Step 1 was recognizing that I was pregnant with a demon, and step 2 was deciding that I was ready to face him. That brought me to step 3, actually looking at the demon. So out came the mirror. Not an actual mirror, a notebook actually. A mirror for my mind, I suppose.
In that note I learned about how I had become a dopamine addict, because I needed something to look forward to. That’s how I gained a bunch of weight, always looking for the next good bite of food, good show to watch, fun game to play, and so on. It’s then that I decided to define my depression as I did above, and I decided I wanted to work on it from both ends, inside and out. I wanted to work on loving myself as a way to alleviate some of the pressure I put on myself for who I think I should be. But I also wanted to work on progressing towards who I think I should be. That meant I had to define exactly who that is, so I could get an idea of how to get there.

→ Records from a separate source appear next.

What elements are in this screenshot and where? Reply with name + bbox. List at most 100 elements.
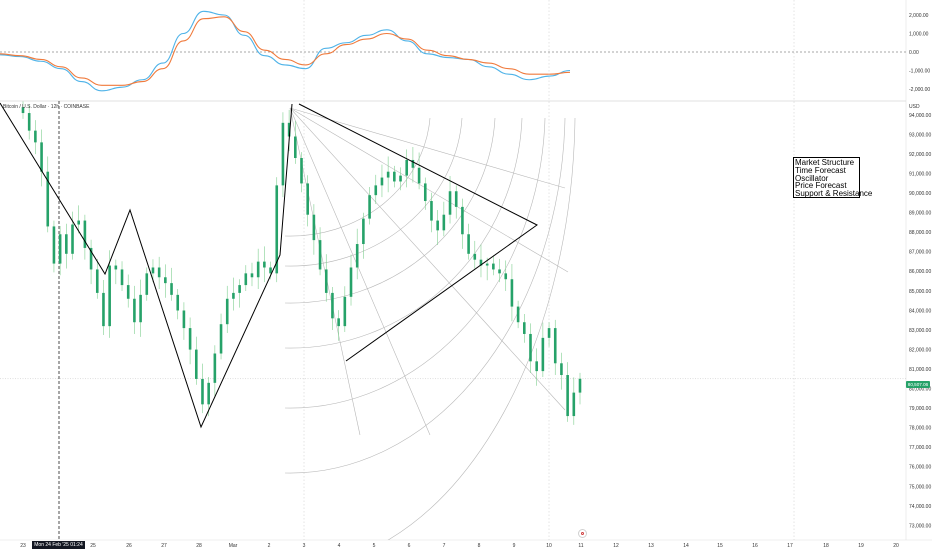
date-axis-label: 4 [338, 543, 341, 549]
candle-body [294, 136, 297, 159]
date-axis-label: 12 [613, 543, 619, 549]
candle-body [523, 322, 526, 334]
legend-oscillator: Oscillator [795, 173, 829, 183]
candle-body [40, 142, 43, 172]
candle-body [275, 185, 279, 274]
candle-body [102, 292, 105, 327]
candle-body [368, 195, 371, 219]
date-axis-label: 15 [717, 543, 723, 549]
candle-body [238, 285, 241, 293]
candle-body [176, 294, 180, 311]
oscillator-axis-label: 2,000.00 [909, 13, 929, 19]
currency-label: USD [909, 104, 920, 110]
candle-body [281, 122, 285, 186]
candle-body [337, 318, 340, 327]
forecast-ray [289, 107, 431, 436]
candle-body [164, 277, 167, 284]
candle-body [355, 244, 359, 268]
crosshair-date-label: Mon 24 Feb '25 01:24 [32, 541, 85, 549]
price-axis-label: 80,000.00 [909, 387, 931, 393]
price-axis-label: 91,000.00 [909, 171, 931, 177]
candle-body [95, 269, 99, 293]
date-axis-label: 27 [161, 543, 167, 549]
time-forecast-arc [284, 117, 431, 237]
date-axis-label: 6 [408, 543, 411, 549]
time-forecast-arc [284, 117, 463, 267]
candle-body [411, 159, 415, 168]
candle-body [324, 269, 328, 293]
candle-body [479, 259, 483, 266]
price-axis-label: 78,000.00 [909, 426, 931, 432]
candle-body [436, 220, 439, 231]
date-axis-label: 16 [752, 543, 758, 549]
candle-body [114, 265, 118, 270]
candle-body [343, 296, 347, 327]
price-axis-label: 89,000.00 [909, 211, 931, 217]
candle-body [182, 310, 186, 329]
price-axis-label: 83,000.00 [909, 328, 931, 334]
candle-body [83, 220, 87, 248]
candle-body [188, 328, 192, 350]
candle-body [108, 265, 111, 327]
price-axis-label: 90,000.00 [909, 191, 931, 197]
price-axis-label: 94,000.00 [909, 113, 931, 119]
candle-body [71, 224, 74, 254]
oscillator-line-0 [0, 10, 571, 92]
date-axis-label: 19 [858, 543, 864, 549]
candle-body [306, 183, 309, 215]
candle-body [46, 171, 50, 227]
time-forecast-arc [284, 117, 523, 349]
candle-body [504, 273, 508, 280]
candle-body [553, 328, 557, 364]
date-axis-label: 8 [478, 543, 481, 549]
candle-body [374, 185, 378, 196]
candle-body [139, 294, 142, 323]
candle-body [578, 378, 582, 393]
oscillator-axis-label: -2,000.00 [909, 87, 930, 93]
candle-body [380, 177, 384, 186]
candle-body [566, 375, 569, 417]
date-axis-label: 11 [578, 543, 583, 549]
candle-body [393, 171, 396, 182]
go-to-realtime-icon[interactable] [578, 529, 587, 538]
oscillator-axis-label: 0.00 [909, 50, 919, 56]
candle-body [362, 218, 365, 245]
price-axis-label: 81,000.00 [909, 367, 931, 373]
candle-body [541, 337, 545, 372]
symbol-title[interactable]: Bitcoin / U.S. Dollar · 12h · COINBASE [3, 104, 90, 110]
candle-body [492, 263, 495, 270]
date-axis-label: 13 [648, 543, 654, 549]
time-forecast-arc [284, 117, 496, 304]
candle-body [312, 214, 316, 241]
candle-body [219, 324, 223, 354]
candle-body [145, 273, 149, 295]
candle-body [244, 273, 248, 286]
date-axis-label: 17 [787, 543, 793, 549]
candle-body [510, 279, 514, 307]
price-axis-label: 84,000.00 [909, 308, 931, 314]
time-forecast-arc [284, 117, 566, 474]
candle-body [263, 261, 266, 268]
candle-body [349, 267, 353, 297]
date-axis-label: 3 [303, 543, 306, 549]
candle-body [448, 191, 452, 215]
date-axis-label: 23 [20, 543, 26, 549]
candle-body [287, 122, 291, 137]
price-axis-label: 73,000.00 [909, 523, 931, 529]
price-axis-label: 93,000.00 [909, 132, 931, 138]
candle-body [454, 191, 458, 207]
candle-body [65, 234, 68, 254]
date-axis-label: 28 [196, 543, 202, 549]
candle-body [399, 175, 402, 182]
candle-body [126, 285, 130, 299]
candle-body [331, 292, 334, 319]
candle-body [386, 171, 390, 178]
candle-body [405, 159, 409, 176]
go-to-realtime-icon-dot [581, 532, 584, 535]
candle-body [21, 107, 25, 114]
forecast-ray [289, 107, 566, 411]
candle-body [256, 261, 260, 278]
candle-body [516, 306, 520, 323]
price-axis-label: 87,000.00 [909, 250, 931, 256]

I had run into a wall at that point many, many times in the past. I’ve known I need a new path for years now, but I had always failed to come up with a satisfactory, concrete answer. It was around this time I bought Jordan Peterson’s Self-Authoring course, in which you basically author your past, present and future. In the Past Authoring part of the course, I had to walk through every significant event in my life, which was surprisingly difficult to do, it took me over a week to get through it. It was crazy to look at everything I’ve been through, all the good times and the bad, and realizing how many memories I have buried just because they were so painful to look at. Part way through the Present Authoring part of the course, I brainstormed one night and finally came up with a decision on a new career path that I was happy with and excited about. That decision has been pretty important for me lately because as I now understand a little better, I need something to look forward to, something to progress towards.
Over the course of multiple nights, I built a holistic plan of attack. I defined some concrete goals and developed some certainty about the direction I am headed. I can’t pretend like I’m crushing it every day now, but it definitely feels better to have some direction and desire.
In order for me to do the things, I first had to define the things…
PS. I have a free copy of the Jordan Peterson Self-Authoring course that came with the purchase of mine, and I will happily gift it to anyone who wants it.